Champ de coton. Grâce à la "matérioagriculture", il est aujourd'hui possible d'obliger la plante à fabriquer des fibres dotées de fonctions qu'on lui a imposées. © LUCAS NINNO/GETTY IMAGES

Le coton, l’or blanc qui brille dans le noir

Rosanne Mathot
Rosanne Mathot Journaliste

Imaginez un tee-shirt qui se connecte à l’Internet, des habits en coton antibactérien ou encore des chaussettes qui massent les pieds : et tout ça, fabriqué par des plantes et non plus des machines. Science-fiction ? Non.

Ces applications relèvent d’un concept encore méconnu, le material farming, une notion qui n’a pas encore été baptisée en français, mais que l’on pourrait traduire par  » matérioagriculture « , sur le modèle d’un autre néologisme récent, la  » matériovigilance « . Ce concept, c’est le dada du professeur Filipe Natalio, chimiste et biologiste de l’institut Weizmann, en Israël. Avec son équipe, il vient de publier ses travaux dans la revue Science : il est possible d’obliger une plante (dans ce cas précis, du coton) à fabriquer des fibres dotées de fonctions qu’on lui a imposées. Comment ? En se servant d’une solution sucrée, aux molécules de glucose modifiées qui imitent des constructions de cellulose et sont porteuses des fonctions voulues. Des ovules de coton ont été mis à tremper dans cette solution. Et, ni vu ni connu, ils ont absorbé les molécules chargées de propriétés phosphorescentes ou magnétiques et ont fabriqué des fibres modifiées.  » Ça fonctionne comme une sorte de cheval de Troie « , explique Filipe Natalio.

Il était déjà possible de doter des matériaux préexistants de nouvelles fonctions. Mais il s’agissait surtout de fibres synthétiques, comme du polyester. Le hic, c’est que ces textiles capables, par exemple, de changer de couleur en fonction de la température, ou de produire de l’électricité grâce au mouvement, ne gardent pas ces propriétés : elles disparaissent au lavage.  » C’était ça, notre challenge ! Maintenant, on sait qu’il est possible d’intégrer des propriétés dans la plante qui va produire le tissu. Il est donc impossible que ces fonctions disparaissent au lavage. C’est vraiment une première !  »
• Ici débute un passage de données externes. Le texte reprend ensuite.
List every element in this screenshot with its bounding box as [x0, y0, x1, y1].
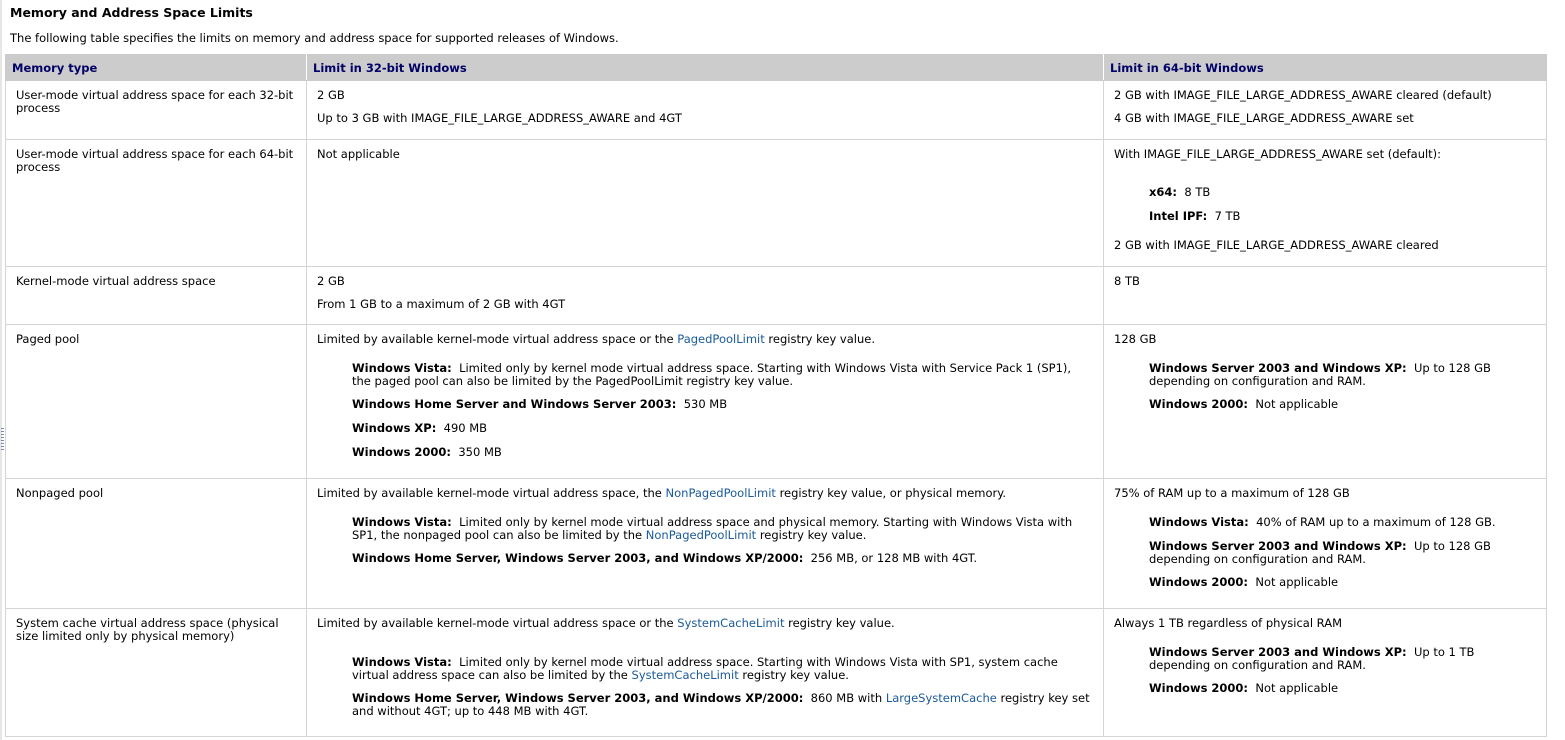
memory-type-cell: User-mode virtual address space for each…: [5, 139, 307, 267]
memory-type-cell: Kernel-mode virtual address space: [5, 266, 307, 325]
large-system-cache-link[interactable]: LargeSystemCache: [886, 691, 997, 705]
memory-type-cell: Paged pool: [5, 324, 307, 479]
memory-type-cell: Nonpaged pool: [5, 478, 307, 609]
limit-64bit-cell: 2 GB with IMAGE_FILE_LARGE_ADDRESS_AWARE…: [1103, 80, 1547, 140]
limit-64bit-cell: With IMAGE_FILE_LARGE_ADDRESS_AWARE set …: [1103, 139, 1547, 267]
limit-32bit-cell: 2 GB Up to 3 GB with IMAGE_FILE_LARGE_AD…: [306, 80, 1104, 140]
col-header-memory-type: Memory type: [5, 54, 307, 81]
table-row: User-mode virtual address space for each…: [5, 80, 1547, 140]
col-header-64bit: Limit in 64-bit Windows: [1103, 54, 1547, 81]
memory-type-cell: User-mode virtual address space for each…: [5, 80, 307, 140]
limit-32bit-cell: Limited by available kernel-mode virtual…: [306, 608, 1104, 737]
limit-32bit-cell: 2 GB From 1 GB to a maximum of 2 GB with…: [306, 266, 1104, 325]
limit-64bit-cell: 8 TB: [1103, 266, 1547, 325]
section-heading: Memory and Address Space Limits: [10, 5, 253, 20]
limit-32bit-cell: Limited by available kernel-mode virtual…: [306, 478, 1104, 609]
table-row: Nonpaged pool Limited by available kerne…: [5, 478, 1547, 609]
table-row: User-mode virtual address space for each…: [5, 139, 1547, 267]
limit-32bit-cell: Limited by available kernel-mode virtual…: [306, 324, 1104, 479]
intro-text: The following table specifies the limits…: [10, 31, 619, 45]
system-cache-limit-link[interactable]: SystemCacheLimit: [677, 616, 784, 630]
limits-table: Memory type Limit in 32-bit Windows Limi…: [5, 54, 1547, 737]
left-pane-edge: [0, 0, 2, 740]
memory-type-cell: System cache virtual address space (phys…: [5, 608, 307, 737]
table-header-row: Memory type Limit in 32-bit Windows Limi…: [5, 54, 1547, 81]
limit-64bit-cell: Always 1 TB regardless of physical RAM W…: [1103, 608, 1547, 737]
resize-grip-handle[interactable]: [1, 428, 4, 450]
limit-64bit-cell: 75% of RAM up to a maximum of 128 GB Win…: [1103, 478, 1547, 609]
limit-64bit-cell: 128 GB Windows Server 2003 and Windows X…: [1103, 324, 1547, 479]
table-row: Paged pool Limited by available kernel-m…: [5, 324, 1547, 479]
nonpaged-pool-limit-link[interactable]: NonPagedPoolLimit: [666, 486, 776, 500]
page-content: Memory and Address Space Limits The foll…: [10, 0, 1556, 46]
table-row: Kernel-mode virtual address space 2 GB F…: [5, 266, 1547, 325]
col-header-32bit: Limit in 32-bit Windows: [306, 54, 1104, 81]
table-row: System cache virtual address space (phys…: [5, 608, 1547, 737]
system-cache-limit-link[interactable]: SystemCacheLimit: [632, 668, 739, 682]
nonpaged-pool-limit-link[interactable]: NonPagedPoolLimit: [646, 528, 756, 542]
limit-32bit-cell: Not applicable: [306, 139, 1104, 267]
paged-pool-limit-link[interactable]: PagedPoolLimit: [677, 332, 764, 346]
Pour l’heure, le professeur Natalio ne sait pas si les propriétés imposées à son coton pourraient fusionner avec l’ADN de la plante, et donc être transmissibles.  » Là, on parle d’OGM, ce n’est pas l’objet de notre travail.  » Mais il a en tout cas permis de créer des fibres de coton magnétiques. Une véritable prouesse technique : ces fibres pourraient être utilisées pour stocker des informations digitales, par exemple. C’est la plus grande percée technologique dans l’histoire du coton depuis l’invention du  » cotton gin « , cette machine créée par l’industriel américain Eli Whitney, qui sépare la graine de sa fibre. C’était en 1793.